Das Training auf dem Ergometer ist quasi kinderleicht. Trotzdem gibt es eine Fehlerquellen, die vermieden werden sollten. Diese haben vor allem mit der falschen Haltung auf dem Standfahrrad zu tun.

  • Knick-Hand: Die Hände sollten immer als Verlängerung der Unterarme dienen. Niemals stark nach oben oder unten abknicken, das es sonst zu Gelenkschmerzen kommen kann.
  • Sitzhöhe: Der Sattel darf nicht zu tief sein, sonst wird die Beinmuskulatur nicht mehr effektiv trainiert. Außerdem werden die Kniegelenke falsch beansprucht. Ist der Sattel zu hoch, leidet die Kraftübertragung darunter. Der Winkel zwischen Ober- und Unterschenkel sollte bei der Bewegung nach oben den rechten Winkel von 90 Grad nicht überschreiten.
  • Schultern: Lassen Die sie Schultern stets leicht nach unten fallen. Wer sie hochzieht, bekommt schon bald einen verkrampften Nacken. Auch eine buckelige Haltung sollte vermeiden werden.
  • Oberkörper: Auf dem Ergometer bleibt der Rumpf ruhig und gerade. Manche Menschen neigen dazu, den Körper bei jeder Pedalbewegung zu drehen. Das führt langfristig zu einem schmerzhaften Hüftbereich.

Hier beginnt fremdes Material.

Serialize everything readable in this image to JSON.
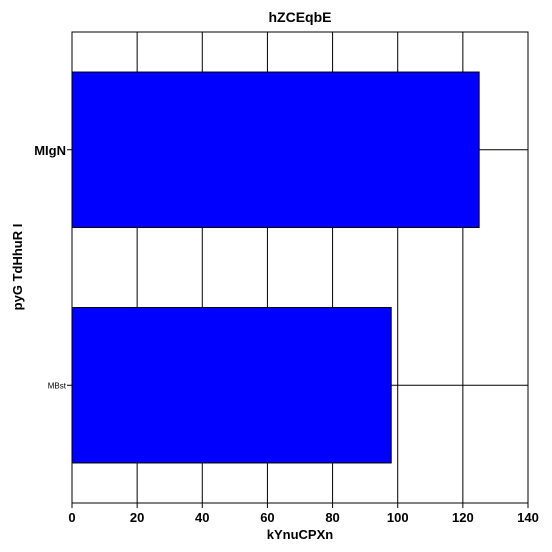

Vom Anfänger zum trainierten Sportler - wie geht es weiter?

Profi auf Ergometer

Die erste Aufbauphase auf dem Ergometer ist erledigt, Sie trainieren mehrmals pro Woche regelmäßig und fühlen sich hoffentlich so fit wie noch nie. Als blutiger Anfänger kann man Sie nun nicht mehr bezeichnen. Doch wie geht es nun weiter? Wie ändert sich das Trainingsprogramm als fortgeschrittener Sportler auf dem Ergometer? Neben den in den ersten Wochen absolvierten Ausdauereinheiten können nun auch Intervalleinheiten in den Trainingsplan aufgenommen werden.

WAS IST EINE INTERVALLEINHEIT? Bei dieser Art von Ergometer-Training folgt nach 3 Minuten gemütlichen Fahrens eine Minute sehr hohes Tempo. Anschließend kommt man wieder 3 Minuten zur Ruhe. Dieser Vorgang wird mehrmals wiederholt.

Ziel der Intervalleinheiten ist es, den Körper zu fordern. Dieser gewöhnt sich nämlich schneller als man denkt an die regelmäßige Belastung des bisher angewendeten Programms. Durch die Intervalle kommt neuer Schwung in den Kreislauf und die Fettverbrennung.

Der Trainingsplan für Fortgeschrittene

Das Training auf dem Ergometer kann nach etwa 6 Wochen so aussehen:

  • Tag 1: 30 Minuten Ausdauereinheit
  • Tag 2: 25 Minuten Intervalleinheit
  • Tag 3: Pause
  • Tag 4: 45 Minuten Ausdauereinheit
  • Tag 5: 20 Minuten Intervalleinheit
  • Tag 6: Pause
  • Tag 7: 30 Minuten Ausdauereinheit

Auf die Ruhetage sollte auch als geübter Ergometer-Sportler nicht verzichtet werden. Die einzelnen Einheiten können natürlich mit der Hilfe eines der zahlreichen voreingestellten Programme Ihres Ergometers absolviert werden. Das sorgt für Abwechslung.